Like many monuments, it has been renovated after the authorities in the late 1980s sounded the alarm in a report saying that more than half of the buildings in the medina were crumbling and 10% were threatened with ruin following years of neglect and a lack of public funds.
Behind the high crenellated walls that surround the medina lie 9,000 historical houses, 11 madrassas, 83 mausoleums, 176 mosques and 1,200 handicraft workshops.
Patrician palaces with their secret gardens and terraces, elegant fountains and ancient caravansary, or inns, are among the jewels lying there to be discovered.
– Respect ‘authenticity’ –
According to Fouad Serrhini, head of the Agency of Development and Restoration tasked with rehabilitating the medina, “thousands” of buildings and monuments have been saved from ruin since 2013.
“They were chosen according to their state of degradation and how urgently the work was needed,” he said.

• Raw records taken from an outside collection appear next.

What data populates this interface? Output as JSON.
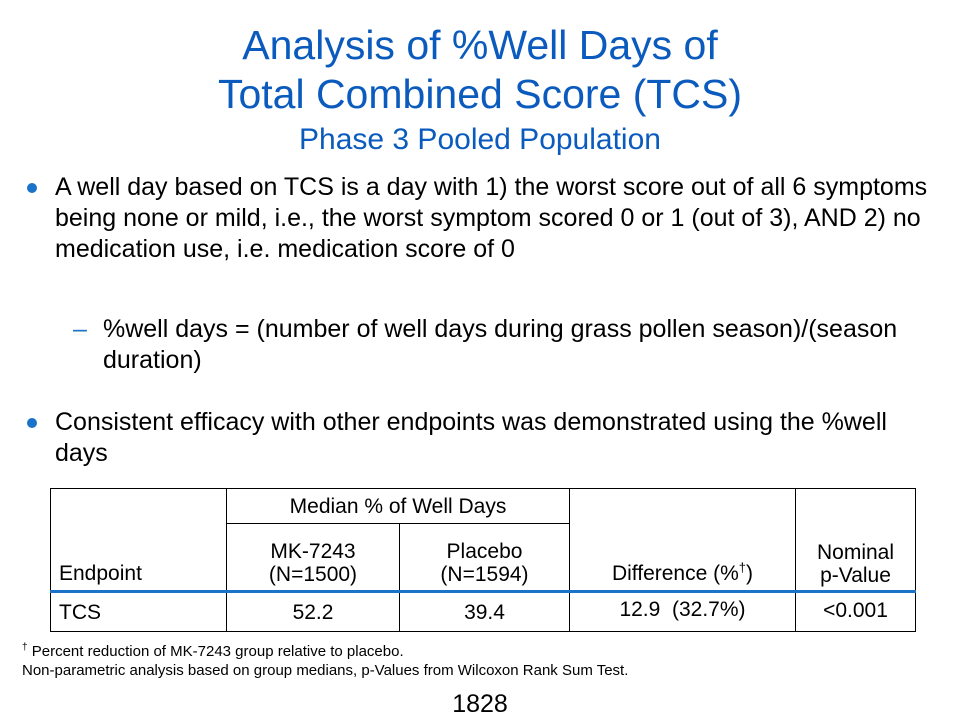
{
  "title": {
    "line1": "Analysis of %Well Days of",
    "line2": "Total Combined Score (TCS)",
    "subtitle": "Phase 3 Pooled Population"
  },
  "bullets": [
    {
      "text": "A well day based on TCS is a day with 1) the worst score out of all 6 symptoms being none or mild, i.e., the worst symptom scored 0 or 1 (out of 3), AND 2) no medication use, i.e. medication score of 0",
      "sub": {
        "dash": "–",
        "text": "%well days = (number of well days during grass pollen season)/(season duration)"
      }
    },
    {
      "text": "Consistent efficacy with other endpoints was demonstrated using the %well days"
    }
  ],
  "table": {
    "headers": {
      "endpoint": "Endpoint",
      "median_group": "Median % of Well Days",
      "mk_name": "MK-7243",
      "mk_n": "(N=1500)",
      "pl_name": "Placebo",
      "pl_n": "(N=1594)",
      "difference": "Difference (%",
      "difference_mark": "†",
      "difference_close": ")",
      "pvalue_line1": "Nominal",
      "pvalue_line2": "p-Value"
    },
    "rows": [
      {
        "endpoint": "TCS",
        "mk": "52.2",
        "placebo": "39.4",
        "difference": "12.9  (32.7%)",
        "pvalue": "<0.001"
      }
    ]
  },
  "footnotes": {
    "mark": "†",
    "line1": " Percent reduction of MK-7243 group relative to placebo.",
    "line2": "Non-parametric analysis based on group medians, p-Values from Wilcoxon Rank Sum Test."
  },
  "page_number": "1828",
  "colors": {
    "title": "#0a5bbd",
    "bullet": "#1a73c8",
    "table_divider": "#1a73c8"
  }
}
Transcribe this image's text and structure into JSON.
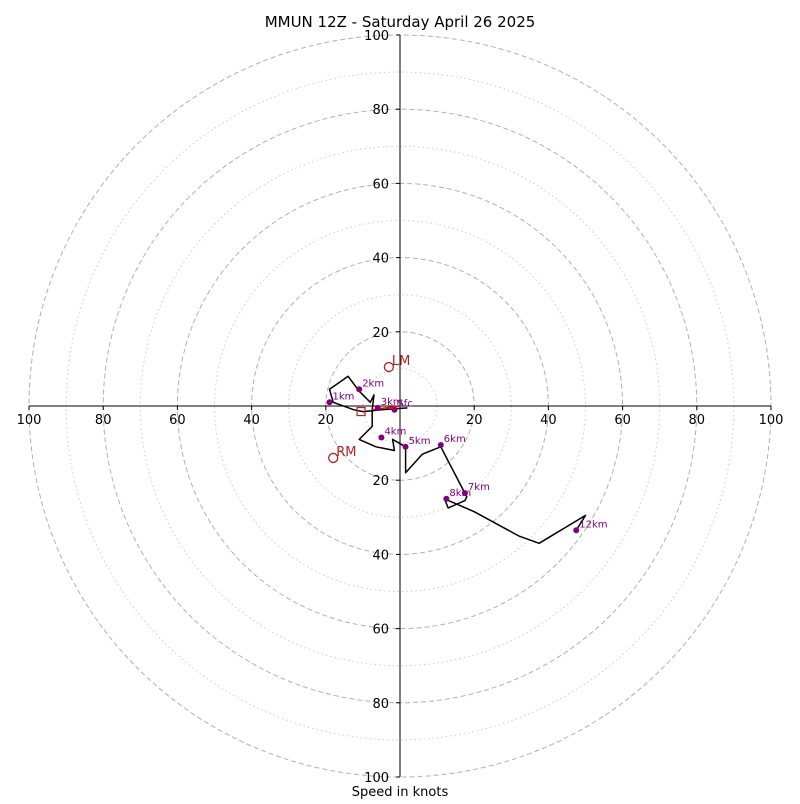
{
  "chart_data": {
    "type": "hodograph",
    "title": "MMUN 12Z - Saturday April 26 2025",
    "xlabel": "Speed in knots",
    "range_max": 100,
    "grid": {
      "dashed_rings": [
        20,
        40,
        60,
        80,
        100
      ],
      "dotted_rings": [
        10,
        30,
        50,
        70,
        90
      ]
    },
    "tick_values": [
      "20",
      "40",
      "60",
      "80",
      "100"
    ],
    "colors": {
      "trace": "#000000",
      "height_points": "#800080",
      "storm_motion": "#b22222",
      "grid": "#b0b0b0",
      "axes": "#000000"
    },
    "trace": [
      [
        2,
        -0.5
      ],
      [
        -5,
        -1
      ],
      [
        -10,
        -1.5
      ],
      [
        -12.5,
        -1
      ],
      [
        -18,
        1
      ],
      [
        -19,
        4.5
      ],
      [
        -14,
        8
      ],
      [
        -11,
        4
      ],
      [
        -8,
        1
      ],
      [
        -7,
        3
      ],
      [
        -7.5,
        -1
      ],
      [
        -7.5,
        -5.5
      ],
      [
        -11,
        -9
      ],
      [
        -6.5,
        -11
      ],
      [
        -1.5,
        -12
      ],
      [
        -2,
        -9
      ],
      [
        1.5,
        -11
      ],
      [
        1.5,
        -18
      ],
      [
        6,
        -13
      ],
      [
        11,
        -11
      ],
      [
        18,
        -24.5
      ],
      [
        17.5,
        -25.5
      ],
      [
        13,
        -27.5
      ],
      [
        12,
        -25
      ],
      [
        20,
        -28.5
      ],
      [
        32,
        -35
      ],
      [
        37.5,
        -37
      ],
      [
        50,
        -29.5
      ],
      [
        47.5,
        -33.5
      ]
    ],
    "height_points": [
      {
        "label": "Sfc",
        "u": -1.5,
        "v": -1
      },
      {
        "label": "1km",
        "u": -19,
        "v": 1
      },
      {
        "label": "2km",
        "u": -11,
        "v": 4.5
      },
      {
        "label": "3km",
        "u": -6,
        "v": -0.5
      },
      {
        "label": "4km",
        "u": -5,
        "v": -8.5
      },
      {
        "label": "5km",
        "u": 1.5,
        "v": -11
      },
      {
        "label": "6km",
        "u": 11,
        "v": -10.5
      },
      {
        "label": "7km",
        "u": 17.5,
        "v": -23.5
      },
      {
        "label": "8km",
        "u": 12.5,
        "v": -25
      },
      {
        "label": "12km",
        "u": 47.5,
        "v": -33.5
      }
    ],
    "storm_motion": [
      {
        "label": "LM",
        "u": -3,
        "v": 10.5
      },
      {
        "label": "RM",
        "u": -18,
        "v": -14
      },
      {
        "label": "",
        "u": -10.5,
        "v": -1.5
      }
    ],
    "shear_vector": {
      "from": [
        -7.5,
        -1
      ],
      "to": [
        0,
        0
      ]
    }
  }
}
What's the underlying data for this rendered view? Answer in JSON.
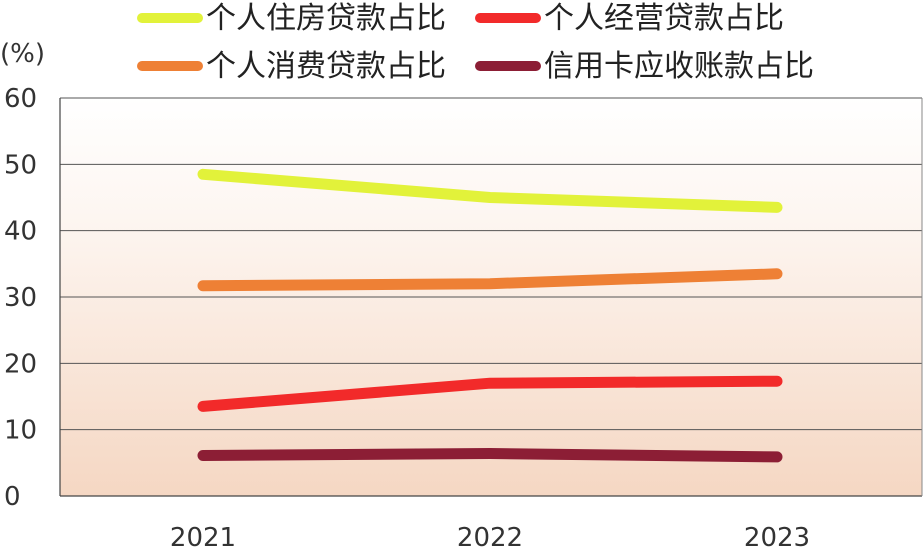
{
  "chart_data": {
    "type": "line",
    "ylabel": "(%)",
    "xlabel": "",
    "ylim": [
      0,
      60
    ],
    "yticks": [
      "0",
      "10",
      "20",
      "30",
      "40",
      "50",
      "60"
    ],
    "categories": [
      "2021",
      "2022",
      "2023"
    ],
    "grid": true,
    "legend_position": "top",
    "series": [
      {
        "name": "个人住房贷款占比",
        "color": "#e2f23a",
        "values": [
          48.5,
          45.0,
          43.5
        ]
      },
      {
        "name": "个人经营贷款占比",
        "color": "#f22a2a",
        "values": [
          13.5,
          17.0,
          17.3
        ]
      },
      {
        "name": "个人消费贷款占比",
        "color": "#ee8035",
        "values": [
          31.7,
          32.0,
          33.5
        ]
      },
      {
        "name": "信用卡应收账款占比",
        "color": "#8c1e35",
        "values": [
          6.1,
          6.4,
          5.9
        ]
      }
    ]
  }
}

In all, 4,000 buildings were saved between 2013 and 2018, while 27 monuments were restored.
In mid-April, King Mohammed VI visited Fez to inaugurate some buildings that had been renovated and launch the second phase of the rehabilitation programme.
Following his visit, authorities issued a report insisting that the rehabilitation work respect the medina’s “authenticity” and “original architecture”.

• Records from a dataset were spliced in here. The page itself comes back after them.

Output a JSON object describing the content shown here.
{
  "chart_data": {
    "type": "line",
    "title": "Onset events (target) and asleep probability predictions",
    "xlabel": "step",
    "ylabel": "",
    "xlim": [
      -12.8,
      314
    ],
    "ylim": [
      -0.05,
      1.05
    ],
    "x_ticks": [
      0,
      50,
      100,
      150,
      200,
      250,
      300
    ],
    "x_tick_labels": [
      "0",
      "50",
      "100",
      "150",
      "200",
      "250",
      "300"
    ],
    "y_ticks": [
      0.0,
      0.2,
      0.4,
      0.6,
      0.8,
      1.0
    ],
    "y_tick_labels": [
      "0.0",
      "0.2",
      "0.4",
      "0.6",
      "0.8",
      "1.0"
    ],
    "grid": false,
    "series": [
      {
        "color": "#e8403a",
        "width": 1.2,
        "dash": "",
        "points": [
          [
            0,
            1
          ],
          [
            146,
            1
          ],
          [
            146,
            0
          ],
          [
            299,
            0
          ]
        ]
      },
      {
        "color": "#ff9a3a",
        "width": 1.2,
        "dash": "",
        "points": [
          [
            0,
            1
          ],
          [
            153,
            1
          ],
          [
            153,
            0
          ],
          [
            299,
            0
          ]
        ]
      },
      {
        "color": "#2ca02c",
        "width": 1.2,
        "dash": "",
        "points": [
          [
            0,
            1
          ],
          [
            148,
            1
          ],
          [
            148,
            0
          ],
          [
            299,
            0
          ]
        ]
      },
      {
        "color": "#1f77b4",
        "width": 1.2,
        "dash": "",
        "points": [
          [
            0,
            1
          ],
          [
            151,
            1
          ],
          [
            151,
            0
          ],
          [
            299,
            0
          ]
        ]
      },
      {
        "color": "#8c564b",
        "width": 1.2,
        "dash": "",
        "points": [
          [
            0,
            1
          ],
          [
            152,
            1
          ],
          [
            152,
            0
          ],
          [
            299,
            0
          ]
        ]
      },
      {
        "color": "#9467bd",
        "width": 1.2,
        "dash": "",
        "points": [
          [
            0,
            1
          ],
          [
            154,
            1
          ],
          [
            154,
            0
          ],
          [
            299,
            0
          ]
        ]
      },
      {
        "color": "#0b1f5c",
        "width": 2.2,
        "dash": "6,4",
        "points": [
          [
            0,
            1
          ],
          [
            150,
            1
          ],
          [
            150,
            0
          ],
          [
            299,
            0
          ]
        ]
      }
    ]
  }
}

“The ancient medina is a live treasure, hidden and secret, which cannot be taken lightly,” said Salim Belghazi, a 33-year-old who has transformed his 14th-century riad, or traditional family home, into a private museum.

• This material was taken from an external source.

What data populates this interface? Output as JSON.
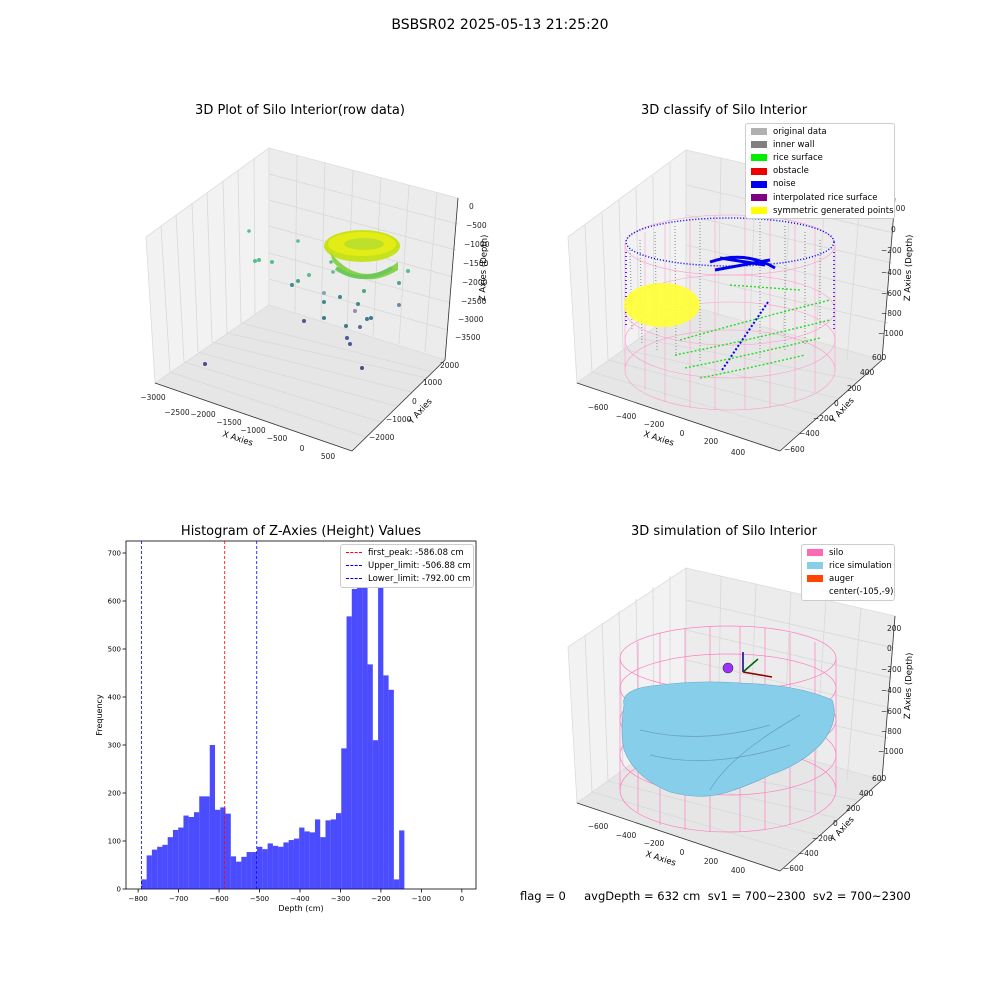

Belghazi, who hails from a wealthy background, said he hopes that despite the transformation, Fez will maintain its soul.
Ancient tanneries
Meanwhile, tourists are flocking to Fez, where the regional Fes-Saiss airport has undergone an expansion to accommodate the growing number of visitors and low-cost flights mainly from across Europe.
The number of passengers has jumped from 108,000 in 2004 to more than a million in 2018, according to official figures.
But Marrakesh remains the country’s top tourist destination, with more than two million arrivals in 2017.
Tourism is a major source of revenue for Morocco, which received more than 12 million visitors in 2018, according to official figures,
Abderahim Belkhayat, head of a regional body of artisans, said the influx of visitors to Fez “benefits” craftsmen, noting that three-quarters of the medina’s residents earn a living directly or indirectly from the sector.
Local authorities have mapped out a “vision” to revamp the sector by giving it a “new look” in order to produce “high quality” crafts, he said.
A 2005 official report indicated that in the long term, authorities hope to transform the medina into a “showcase” of handicrafts while the workshops themselves would be relocated outside the walls.
So far, 6,000 potters and brass and copper workers have been moved into zones with modern infrastructure and tanners are expected to follow suit in a separate location.
The idea is to rid the medina of the cacophony of noise emanating from brassware and potter workshops as well as the pungent odours that rise from the ancient tanneries — the latter a “must” stop on the tourist circuit.
Tourists, their noses covered with mint leaves to ward off the stench, congregate on terraces overlooking the tanneries to snap pictures of the men working below, using the same methods as their ancestors did.
The tanners stand almost knee-deep in large vats containing quicklime, cow urine, salt and water to clean the hides, which they will later soak in pigeon poop and water before the dying process can begin.
The smell is always nauseating.
But the sight seems to delight the visitors and the end result, such as leather belts and bags sold in the boutiques, proves popular with buyers.